その唯一の脳みそである王様の威厳を守るため、身分の差を強調し選ばれた特別な存在として君臨します。
上手くいかない理由は、その唯一の脳みそに暴君が居座るから。問題はそこであって、平民ごときが「たまたま上手くいくその場しのぎの判定をすべきではありません。
現在のような公権力による統治が出来上がる過程では、ブロンのようにその場しのぎの世渡り的な判断も善しとされ、また、それが取り込まれていった結果の現在なのでしょうが。
こんなドラマ見てブロンもそう言うからと自分の都合で勘違いするバカが出てきそうなのがいやだわ。特に難しいドラマだし。
導入用の特典映像でウェスタロスの歴史を持ち出すもんだから、それすら理解できないのがHBO。なので、“エイゴン”で追いかけるターガリエン王朝300年の概略を。
エイゴン一世 | 300年前。初代征服王エイゴン。 |
エイゴン二世 | 200年前『ハウス・オブ・ザ・ドラゴン』時代。内戦を引き起こし、ターガリエン王朝の衰退=ドラゴン絶滅を招く。 |
エイゴン三世 | 上記の甥。先代エイゴン二世らの後始末。 |
エイゴン四世 | 150年前。歴代最悪の王。王国分裂の危機を招きターガリエン王朝にトドメ。 |
エイゴン五世 | 90年前『ダンクとエッグの物語』時代。民衆の中で育った主人公エッグの理想が腐敗したウェスタロスに通用せず失敗。 |
狂王エイリス二世 | 17年前。ターガリエン王朝終焉。 |
んで、ここでも登場した竜騎士エイモンについて。
竜騎士エイモンとは歴代最悪の王エイゴン四世無才王の弟。
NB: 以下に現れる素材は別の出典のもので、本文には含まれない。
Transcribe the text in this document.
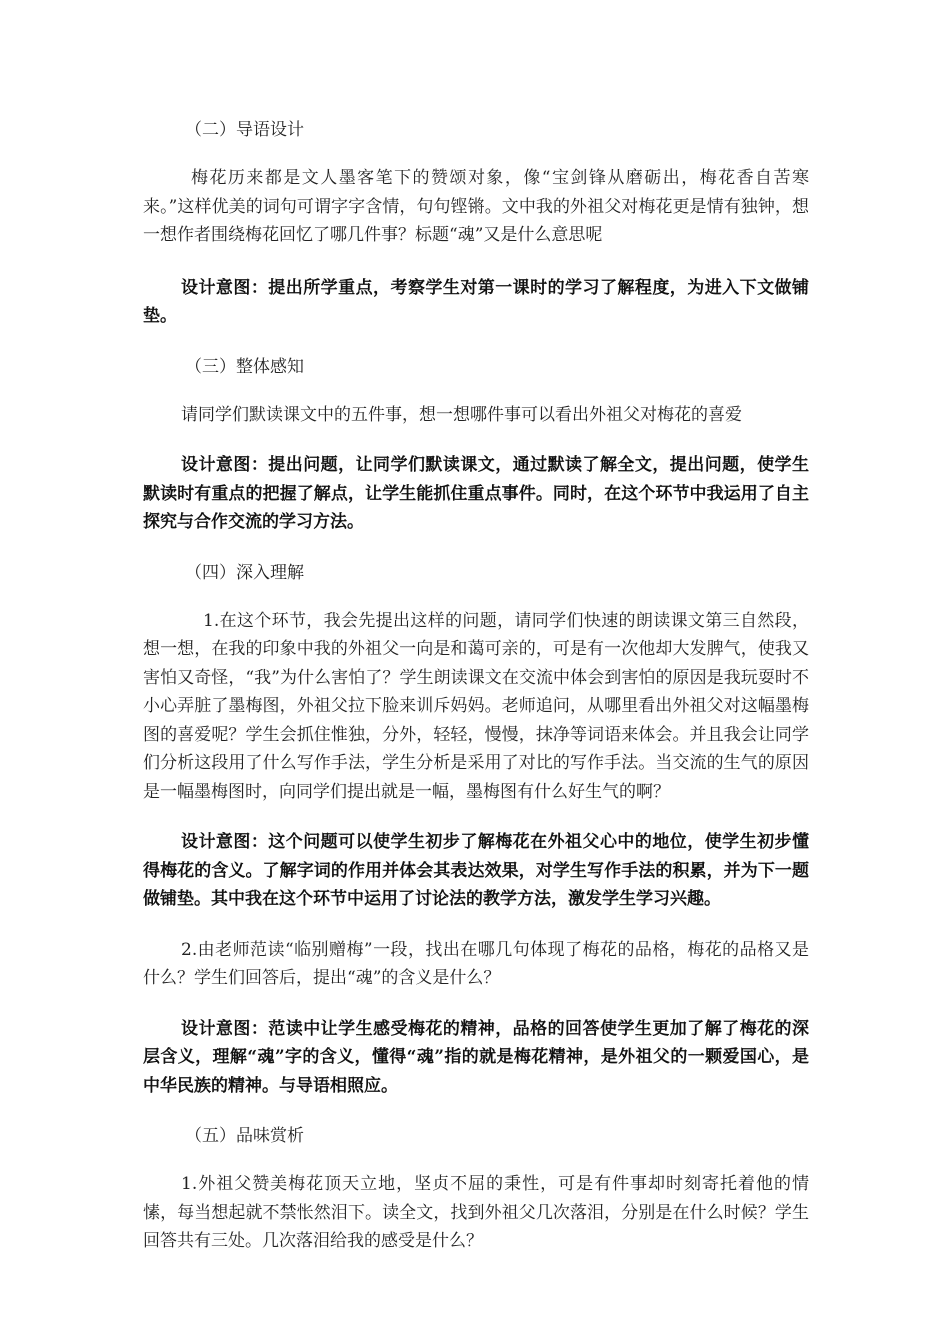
（二）导语设计

梅花历来都是文人墨客笔下的赞颂对象，像“宝剑锋从磨砺出，梅花香自苦寒来。”这样优美的词句可谓字字含情，句句铿锵。文中我的外祖父对梅花更是情有独钟，想一想作者围绕梅花回忆了哪几件事？标题“魂”又是什么意思呢

设计意图：提出所学重点，考察学生对第一课时的学习了解程度，为进入下文做铺垫。

（三）整体感知

请同学们默读课文中的五件事，想一想哪件事可以看出外祖父对梅花的喜爱

设计意图：提出问题，让同学们默读课文，通过默读了解全文，提出问题，使学生默读时有重点的把握了解点，让学生能抓住重点事件。同时，在这个环节中我运用了自主探究与合作交流的学习方法。

（四）深入理解

1.在这个环节，我会先提出这样的问题，请同学们快速的朗读课文第三自然段，想一想，在我的印象中我的外祖父一向是和蔼可亲的，可是有一次他却大发脾气，使我又害怕又奇怪，“我”为什么害怕了？学生朗读课文在交流中体会到害怕的原因是我玩耍时不小心弄脏了墨梅图，外祖父拉下脸来训斥妈妈。老师追问，从哪里看出外祖父对这幅墨梅图的喜爱呢？学生会抓住惟独，分外，轻轻，慢慢，抹净等词语来体会。并且我会让同学们分析这段用了什么写作手法，学生分析是采用了对比的写作手法。当交流的生气的原因是一幅墨梅图时，向同学们提出就是一幅，墨梅图有什么好生气的啊？

设计意图：这个问题可以使学生初步了解梅花在外祖父心中的地位，使学生初步懂得梅花的含义。了解字词的作用并体会其表达效果，对学生写作手法的积累，并为下一题做铺垫。其中我在这个环节中运用了讨论法的教学方法，激发学生学习兴趣。

2.由老师范读“临别赠梅”一段，找出在哪几句体现了梅花的品格，梅花的品格又是什么？学生们回答后，提出“魂”的含义是什么？

设计意图：范读中让学生感受梅花的精神，品格的回答使学生更加了解了梅花的深层含义，理解“魂”字的含义，懂得“魂”指的就是梅花精神，是外祖父的一颗爱国心，是中华民族的精神。与导语相照应。

（五）品味赏析

1.外祖父赞美梅花顶天立地，坚贞不屈的秉性，可是有件事却时刻寄托着他的情愫，每当想起就不禁怅然泪下。读全文，找到外祖父几次落泪，分别是在什么时候？学生回答共有三处。几次落泪给我的感受是什么？
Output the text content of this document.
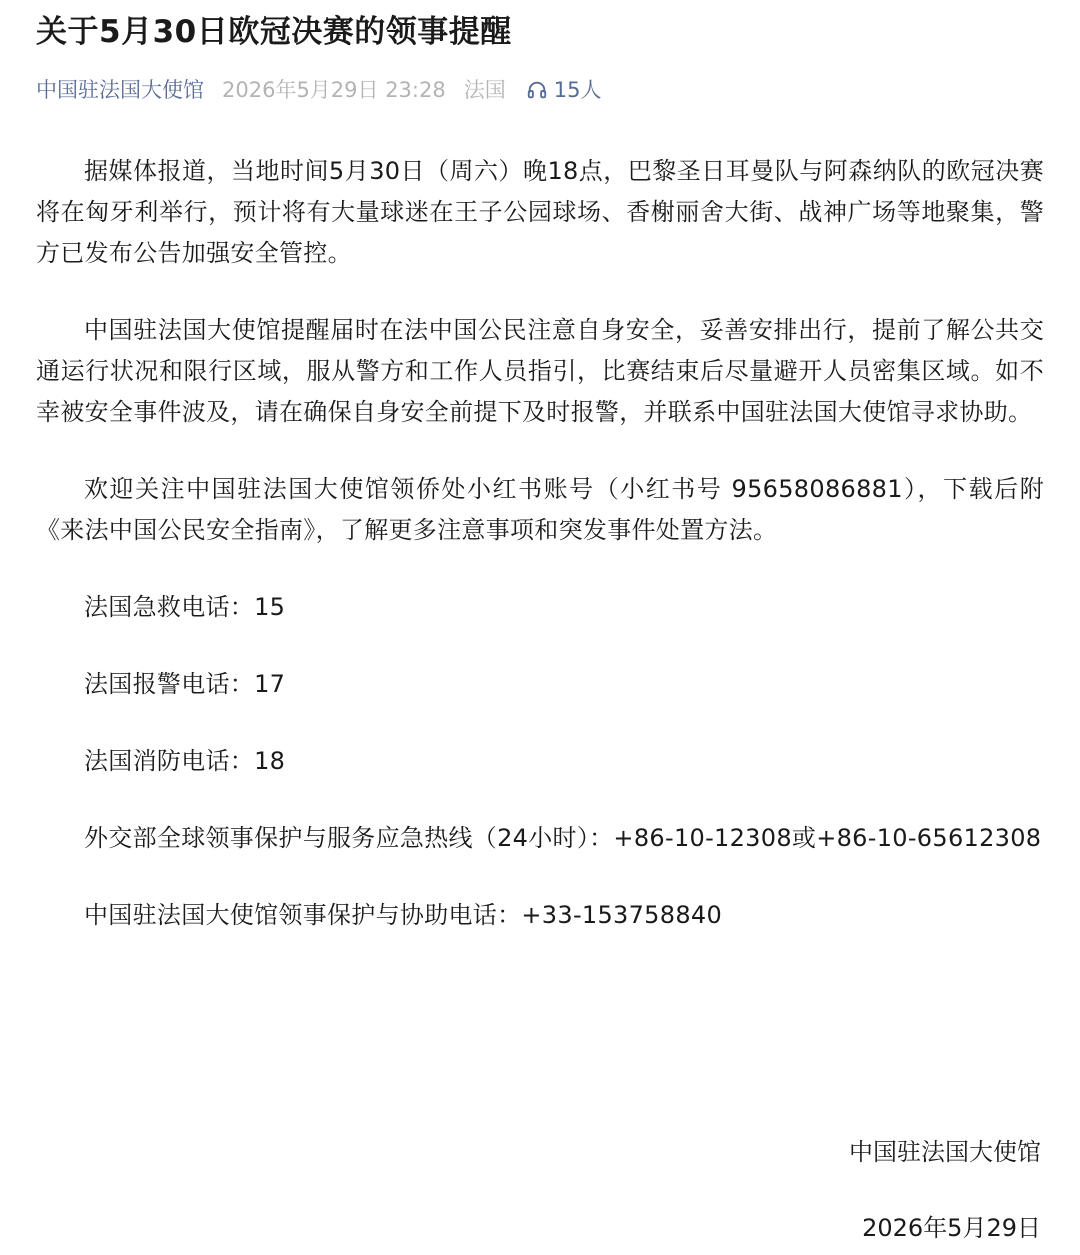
关于5月30日欧冠决赛的领事提醒
中国驻法国大使馆 2026年5月29日 23:28 法国 15人

据媒体报道，当地时间5月30日（周六）晚18点，巴黎圣日耳曼队与阿森纳队的欧冠决赛将在匈牙利举行，预计将有大量球迷在王子公园球场、香榭丽舍大街、战神广场等地聚集，警方已发布公告加强安全管控。

中国驻法国大使馆提醒届时在法中国公民注意自身安全，妥善安排出行，提前了解公共交通运行状况和限行区域，服从警方和工作人员指引，比赛结束后尽量避开人员密集区域。如不幸被安全事件波及，请在确保自身安全前提下及时报警，并联系中国驻法国大使馆寻求协助。

欢迎关注中国驻法国大使馆领侨处小红书账号（小红书号 95658086881），下载后附《来法中国公民安全指南》，了解更多注意事项和突发事件处置方法。

法国急救电话：15

法国报警电话：17

法国消防电话：18

外交部全球领事保护与服务应急热线（24小时）：+86-10-12308或+86-10-65612308

中国驻法国大使馆领事保护与协助电话：+33-153758840

中国驻法国大使馆
2026年5月29日
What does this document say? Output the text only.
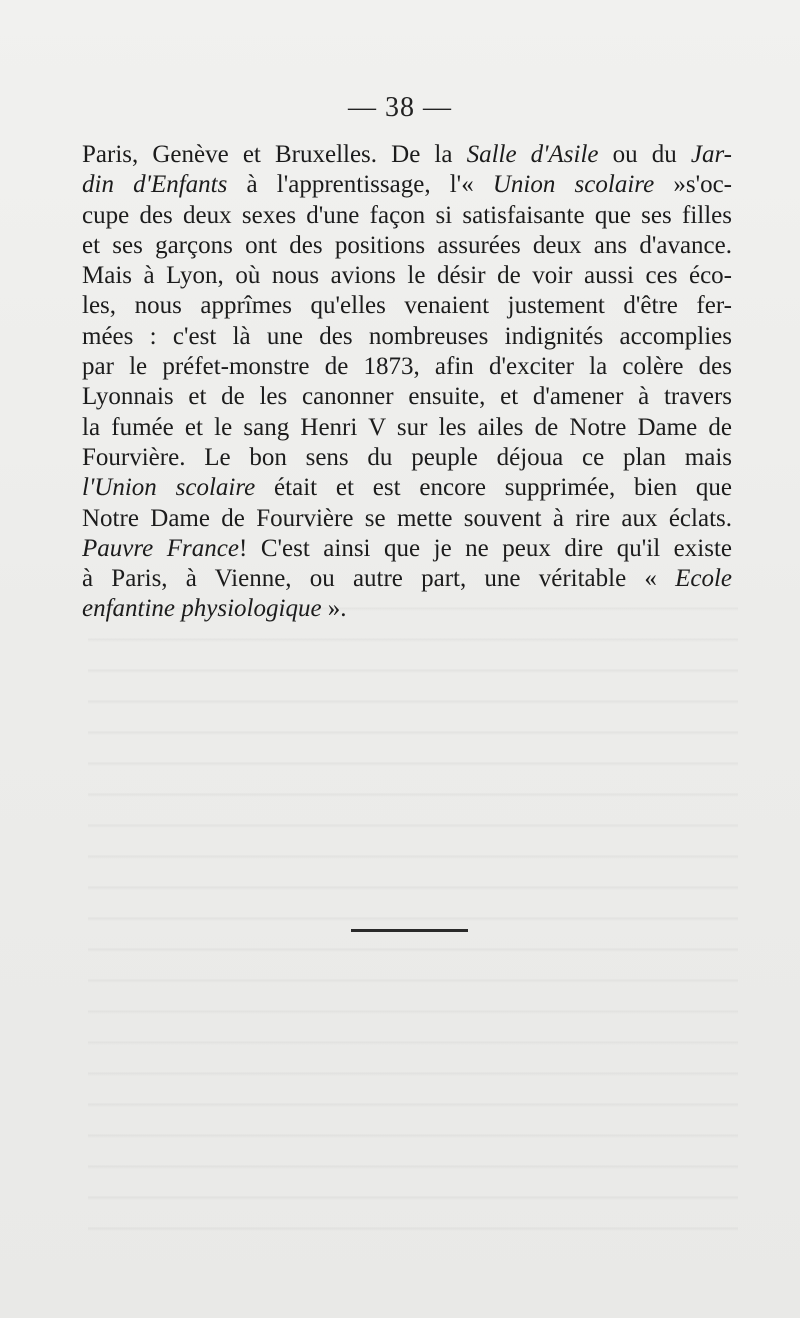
— 38 —
Paris, Genève et Bruxelles. De la Salle d'Asile ou du Jar-
din d'Enfants à l'apprentissage, l'« Union scolaire »s'oc-
cupe des deux sexes d'une façon si satisfaisante que ses filles
et ses garçons ont des positions assurées deux ans d'avance.
Mais à Lyon, où nous avions le désir de voir aussi ces éco-
les, nous apprîmes qu'elles venaient justement d'être fer-
mées : c'est là une des nombreuses indignités accomplies
par le préfet-monstre de 1873, afin d'exciter la colère des
Lyonnais et de les canonner ensuite, et d'amener à travers
la fumée et le sang Henri V sur les ailes de Notre Dame de
Fourvière. Le bon sens du peuple déjoua ce plan mais
l'Union scolaire était et est encore supprimée, bien que
Notre Dame de Fourvière se mette souvent à rire aux éclats.
Pauvre France! C'est ainsi que je ne peux dire qu'il existe
à Paris, à Vienne, ou autre part, une véritable « Ecole
enfantine physiologique ».
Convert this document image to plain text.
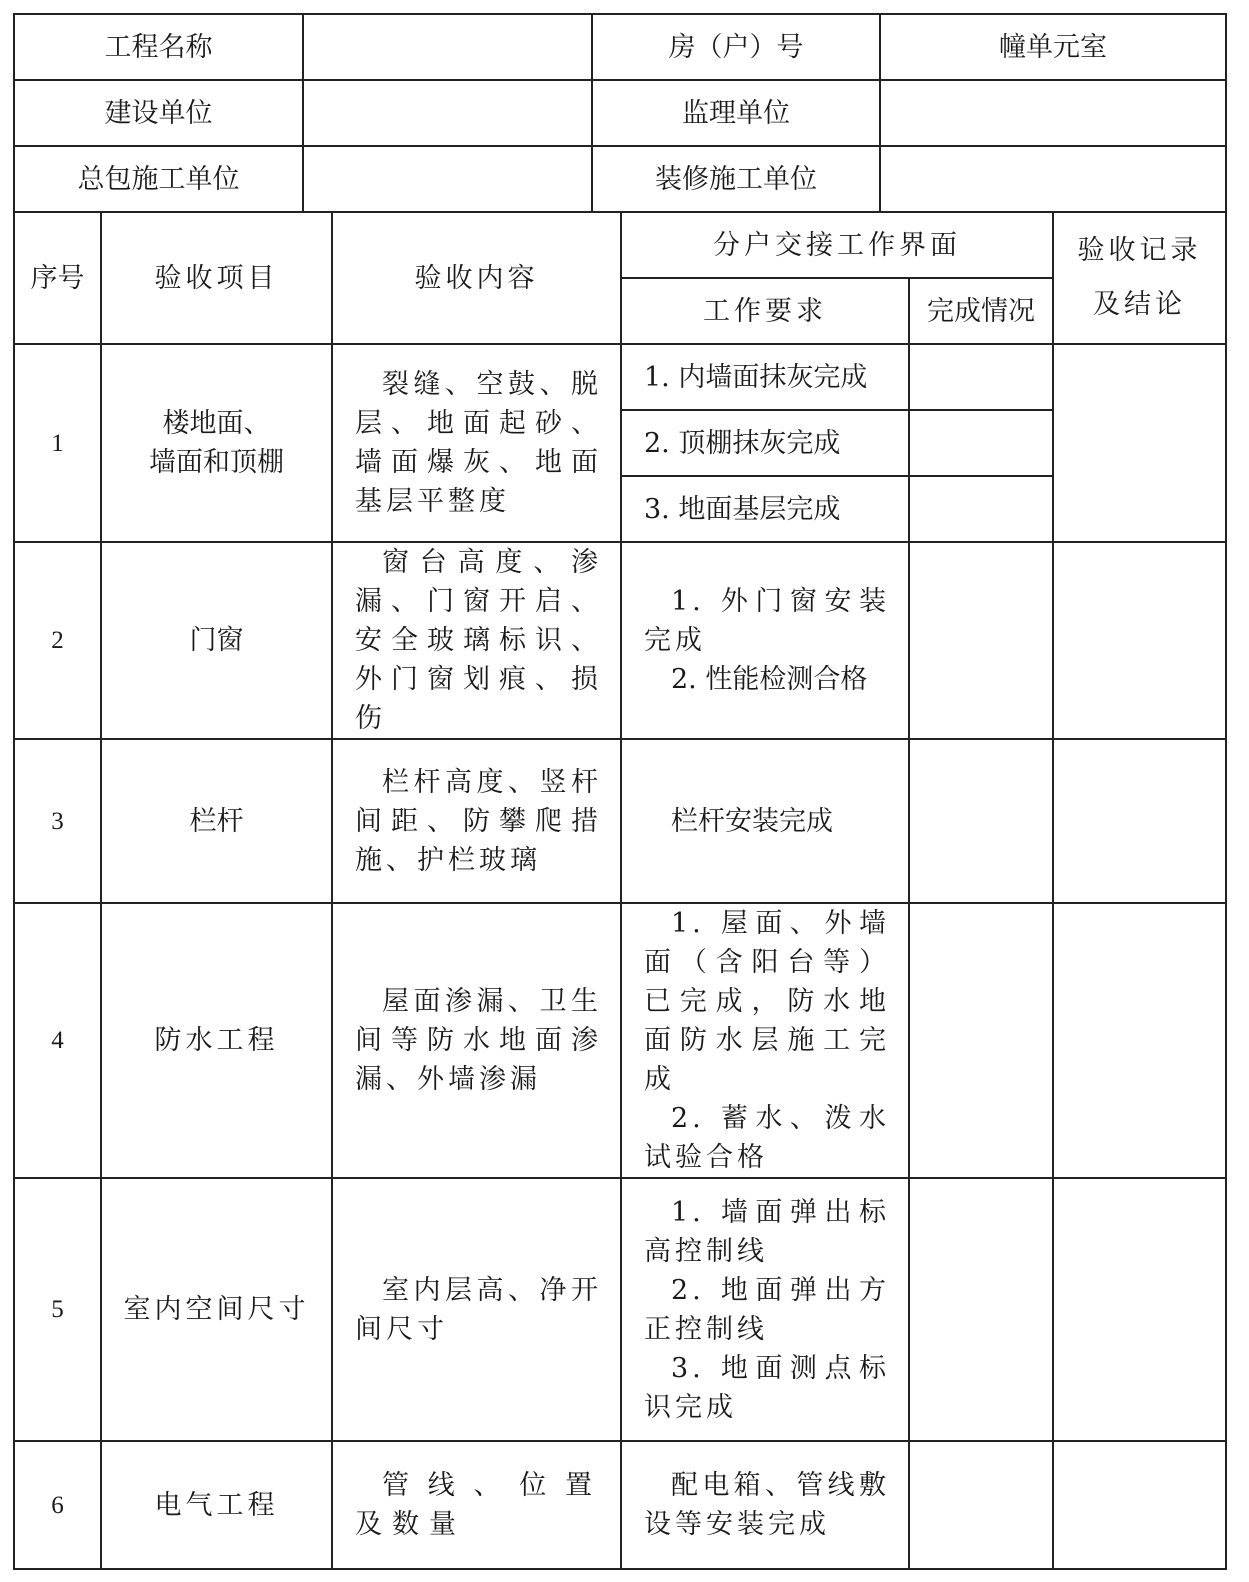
工程名称		房（户）号	幢单元室
建设单位		监理单位	
总包施工单位		装修施工单位	
序号	验收项目	验收内容	分户交接工作界面		验收记录
及结论

			工作要求	完成情况	
1	楼地面、
墙面和顶棚	裂缝、空鼓、脱层、地面起砂、墙面爆灰、地面基层平整度	1. 内墙面抹灰完成		
			2. 顶棚抹灰完成		
			3. 地面基层完成		
2	门窗	窗台高度、渗漏、门窗开启、安全玻璃标识、外门窗划痕、损伤	1. 外门窗安装完成
2. 性能检测合格		

3	栏杆	栏杆高度、竖杆间距、防攀爬措施、护栏玻璃	栏杆安装完成		

4	防水工程	屋面渗漏、卫生间等防水地面渗漏、外墙渗漏	1. 屋面、外墙面（含阳台等）已完成，防水地面防水层施工完成
2. 蓄水、泼水试验合格		

5	室内空间尺寸	室内层高、净开间尺寸	1. 墙面弹出标高控制线
2. 地面弹出方正控制线
3. 地面测点标识完成		

6	电气工程	管线、位置及数量	配电箱、管线敷设等安装完成		
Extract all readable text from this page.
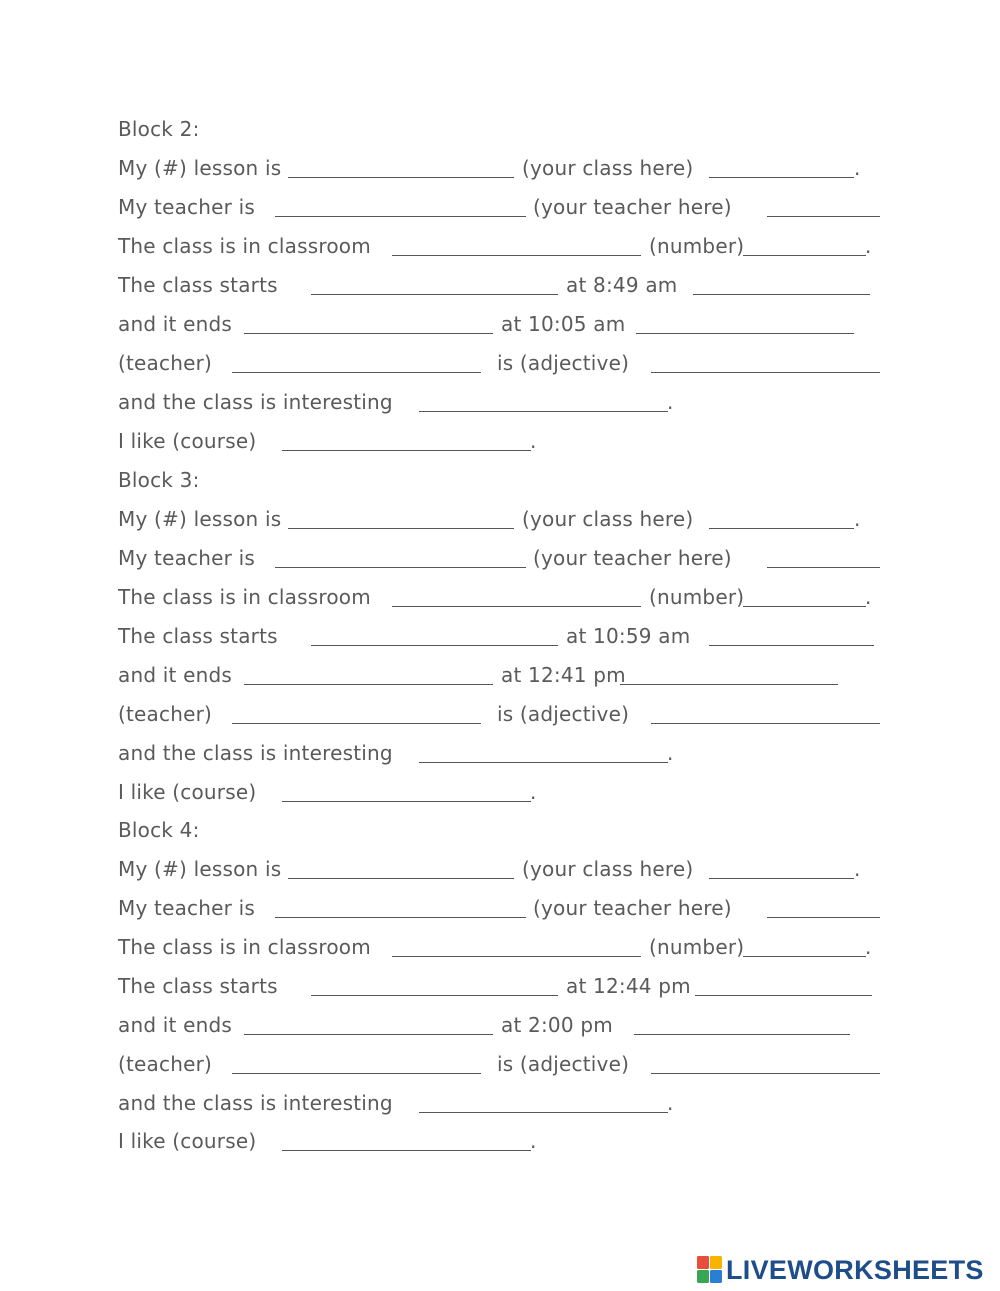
Block 2:
My (#) lesson is	(your class here)	.
My teacher is	(your teacher here)
The class is in classroom	(number)	.
The class starts	at 8:49 am
and it ends	at 10:05 am
(teacher)	is (adjective)
and the class is interesting	.
I like (course)	.
Block 3:
My (#) lesson is	(your class here)	.
My teacher is	(your teacher here)
The class is in classroom	(number)	.
The class starts	at 10:59 am
and it ends	at 12:41 pm
(teacher)	is (adjective)
and the class is interesting	.
I like (course)	.
Block 4:
My (#) lesson is	(your class here)	.
My teacher is	(your teacher here)
The class is in classroom	(number)	.
The class starts	at 12:44 pm
and it ends	at 2:00 pm
(teacher)	is (adjective)
and the class is interesting	.
I like (course)	.
LIVEWORKSHEETS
歌も作られ賞賛された名騎士だったそう。エイゴン無才王が歴代最悪と言われる理由に登場します。
無才王は妹である后が弟エイモンに恋してると嫉妬→跡継ぎデイロンは后と弟エイモンの落とし子と言いがかり裁判→本当の落とし子デイモン・ブラックファイアを正統化→大戦乱発生。
これでターガリエン王朝の終焉がほぼ確実になったのではないでしょうか。
「征服王エイゴンがウェスタロスを炎と血で統一した後…」などと原作を知らない視聴者に向けて多様な言い回しで説明しております。
“導入向け説明”に登場するのは双竜の舞踏やエイゴン無才王の歴史話。ウェスタロス1.2万年の歴史を全部知ってないと結局理解不能。
まだ見ぬ未視聴者のためにと整理しておりますが、『ゲーム・オブ・スローンズ』本編と同様このような解説を要する構成となっております。
特典映像として収録されておりますが、これホントに役に立つんでしょうか。王の盾やナイツウォッチより役に立ってない気がするのですが。